Если, согласно сказанному, аллегория составляет в образовательном искусстве ошибочное стремление, служащее совершенно чуждой искусству цели; то она становится вполне нестерпимой, когда отклоняется до того, что представление принужденных и насильственно притянутых толкований впадает в нелепость. В этом роде, например, черепаха, обозначающая женское домоседство; Немезида, смотрящая за пазуху своей одежды, намекающая на то, что она видит и сокровенное; объяснение Бллори, что Аннибал Караччи потому одел сладострастие в желтую одежду, что хотел намекнуть, что радости его скоро увядают и желтеют, как солома.

Когда же между изображаемым и оным обозначаемым понятием не существует никакой связи, основанной на подчинении означенному понятию или ассоциации идей; а напротив, знак и обозначаемое связаны совершенно условно, положительным, но случайно состоявшимся сочетанием; тогда я называю такой выродок аллегории символом. Так роза — символ молчаливости, лавр — символ славы, пальма — символ победы, раковина — символ странничества, крест— символ христианской религии. Сюда же относятся все намеки непосредственно одними цветами, например, желтый — цвет лживости, а синий — цвет верности. Такого рода символы могут часто быть в жизни полезными, но для искусства чуждо их достоинство: на них надо смотреть так же, как на иероглифы или даже на китайское письмо, и они действительно состоят в одном классе с гербами, с пучком, обозначающим кабак, с ключом, по которому узнают камергера, или кожей, по которой узнают рудокопов. Когда наконец известные исторические или мифические лица, или олицетворенные понятия, обозначаются раз навсегда определенными символами, то надо бы их собственно назвать эмблемами: таковы животные евангелистов, сова Минервы, яблоко Париса, якорь надежды и т. д. Между тем под эмблемами большею частью разумеют те иносказательные, простые и подписью объясняемые изображения, что предназначены для наглядности нравственной истины, каких большие собрания у И. Камерария, Альциата и других: они составляют переход к поэтической аллегории, о чем ниже будет речь. Греческая скульптура обращается к созерцанию, поэтому она эстетична; индостанская обращается к понятию, поэтому она символично.

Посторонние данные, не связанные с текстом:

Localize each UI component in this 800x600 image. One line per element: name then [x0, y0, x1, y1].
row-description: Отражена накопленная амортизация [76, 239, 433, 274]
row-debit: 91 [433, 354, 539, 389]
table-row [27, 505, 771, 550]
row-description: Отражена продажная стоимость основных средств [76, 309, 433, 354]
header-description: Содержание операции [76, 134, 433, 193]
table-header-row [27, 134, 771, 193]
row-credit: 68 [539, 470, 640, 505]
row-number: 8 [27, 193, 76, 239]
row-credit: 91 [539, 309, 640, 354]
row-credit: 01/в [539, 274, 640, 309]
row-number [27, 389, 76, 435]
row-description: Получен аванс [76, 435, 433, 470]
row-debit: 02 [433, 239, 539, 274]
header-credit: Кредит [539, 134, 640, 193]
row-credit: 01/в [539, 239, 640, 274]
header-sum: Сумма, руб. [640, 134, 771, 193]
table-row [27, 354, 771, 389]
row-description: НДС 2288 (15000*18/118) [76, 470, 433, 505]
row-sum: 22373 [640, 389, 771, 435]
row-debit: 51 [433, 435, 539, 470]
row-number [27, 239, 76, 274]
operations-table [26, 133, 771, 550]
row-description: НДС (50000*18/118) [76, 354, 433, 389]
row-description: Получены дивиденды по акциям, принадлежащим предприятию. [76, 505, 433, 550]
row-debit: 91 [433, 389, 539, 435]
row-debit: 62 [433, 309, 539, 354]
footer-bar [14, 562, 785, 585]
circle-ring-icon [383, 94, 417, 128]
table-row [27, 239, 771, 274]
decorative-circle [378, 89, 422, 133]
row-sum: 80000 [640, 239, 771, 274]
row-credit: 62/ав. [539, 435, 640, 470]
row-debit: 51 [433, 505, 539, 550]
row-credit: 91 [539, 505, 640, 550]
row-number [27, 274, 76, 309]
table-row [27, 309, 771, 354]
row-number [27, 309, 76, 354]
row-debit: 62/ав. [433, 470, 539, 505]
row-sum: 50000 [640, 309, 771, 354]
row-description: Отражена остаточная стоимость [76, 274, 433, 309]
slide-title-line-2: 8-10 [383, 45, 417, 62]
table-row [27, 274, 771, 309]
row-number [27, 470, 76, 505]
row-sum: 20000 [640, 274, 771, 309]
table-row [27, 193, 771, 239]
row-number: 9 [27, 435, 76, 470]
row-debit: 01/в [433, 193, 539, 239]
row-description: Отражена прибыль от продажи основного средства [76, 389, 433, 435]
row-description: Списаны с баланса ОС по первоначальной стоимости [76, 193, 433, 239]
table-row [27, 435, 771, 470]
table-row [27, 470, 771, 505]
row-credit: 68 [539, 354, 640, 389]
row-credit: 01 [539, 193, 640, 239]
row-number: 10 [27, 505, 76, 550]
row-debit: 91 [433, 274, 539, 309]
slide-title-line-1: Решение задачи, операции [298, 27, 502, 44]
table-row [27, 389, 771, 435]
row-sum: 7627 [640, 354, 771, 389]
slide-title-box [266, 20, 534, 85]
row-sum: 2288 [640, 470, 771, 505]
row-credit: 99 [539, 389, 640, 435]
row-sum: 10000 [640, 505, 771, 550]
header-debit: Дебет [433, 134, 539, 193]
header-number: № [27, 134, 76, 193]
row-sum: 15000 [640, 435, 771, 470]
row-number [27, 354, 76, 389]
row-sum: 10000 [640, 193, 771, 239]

Это суждение об аллегории, основанное на нашем до сей поры исследовании внутреннего существа искусства и тесно с ним связанное, прямо противоречит воззрению Винкельмана, который далек от мысли считать, подобно нам, аллегорию за нечто совершенно чуждое цели искусства и ему часто мешающее, но всюду ее защищает и даже (Соч., т. 1, стр. 55 и др.) поставляет высшей целью искусства «изображение общих понятий и невещественных предметов». Пусть будет предоставлено каждому присоединиться к тому или другому мнению. Но при этом и подобных ему суждениях Винкельмана, касающихся собственно метафизики прекрасного, я убедился в истине, что можно обладать величайшей восприимчивостью и правильнейшим суждением в деле художественно-прекрасного, не будучи в состоянии дать отвлеченного и собственно философского отчета о сущности прекрасного и искусства: точно так же, как можно быть очень благородным и добродетельным и обладать весьма чувствительной, с точностью аптекарских весов, в отдельных случаях решающей совестью, все-такй не будучи в состоянии философски исследовать и в абстракциях представить этическое значение действия.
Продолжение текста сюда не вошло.